La déclaration officielle énonce toute une série de recommandations et de comportements à suivre ou à éviter. On y dit que «si le bol est fissuré, jamais il ne se remplira», ou que «sur la terre des morts, je suis le contremaître», ou que «la mort doit respecter les vivants» ou que «celui qui aide beaucoup son prochain recevra beaucoup en retour». On prévoit une augmentation des maux de gorge et de la colonne vertébrale et que le stress causera bien des maux de tête. On se dit préoccupé par le vieillissement de la population, la baisse du taux de natalité et le départ du pays de nombreux jeunes, tout en insistant sur la nécessité d’assurer une bonne éducation des enfants qui forment la relève. 

Les pratiquants sont invités à faire un ebbó (une offrande) au saint auquel ils sont consacrés, comme un poussin, un bracelet coloré, de la terre provenant d’un trou, etc. Et on recommande de faire des paraldos (cérémonies rituelles, avec chants et sacrifices) pour chasser les éléments perturbateurs et honorer les ancêtres.

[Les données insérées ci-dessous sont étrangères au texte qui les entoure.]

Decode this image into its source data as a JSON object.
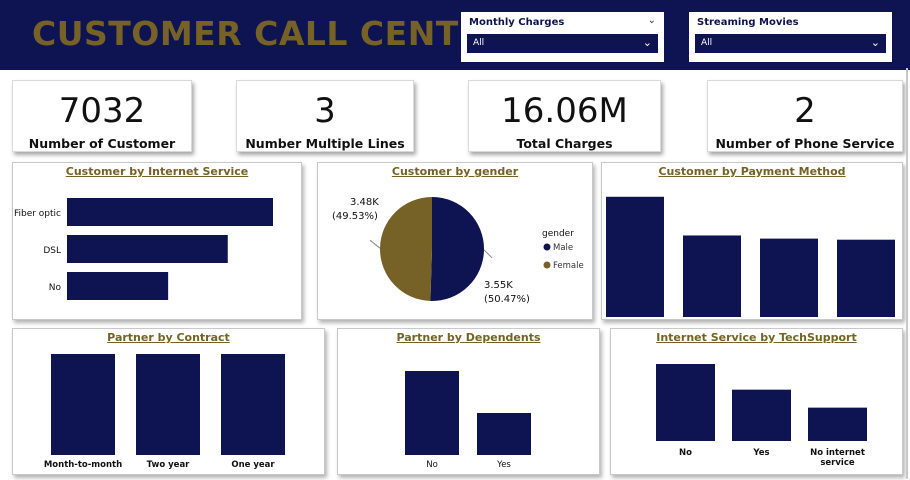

Il faut savoir qu’une personne qui veut rejoindre la religion yoruba doit d’abord subir un parrainage de quelques jours avec un parrain de son choix, qui lui prodiguera conseils et lui indiquera à quel saint se vouer, selon le caractère de l’aspirant/e: Obatalá (Vierge de la Miséricorde), Oshún (Vierge du Cuivre), Yemayá (Vierge noire de Regla), Chango (Sainte Barbe), Elegguá (Saint Antoine de Padoue), Oggun (Saint Pierre ou Saint Jean Baptiste), Oyá (Sainte Thérèse d’Avila ou La Vierge de la chandeleur), Babalu Aye (Saint Lazare), chacun de ces saints ayant ses propres attributs. À la suite de quoi cette personne devra porter en tout temps un petit bracelet aux couleurs du santo (vous l’avez sûrement déjà remarqué si vous venez fréquemment à Cuba). C’est effectivement un signe religieux apparent, mais ici, aucun problème et surtout, il n’est associé à aucune soumission ou domination d’une personne sur une autre. La société cubaine est vraiment cool. Et n’oubliez pas, lorsque vous ouvrez une nouvelle bouteille de rhum, de jeter la première goutte sur le sol, comme le font tous les Cubains, pour saluer los santos.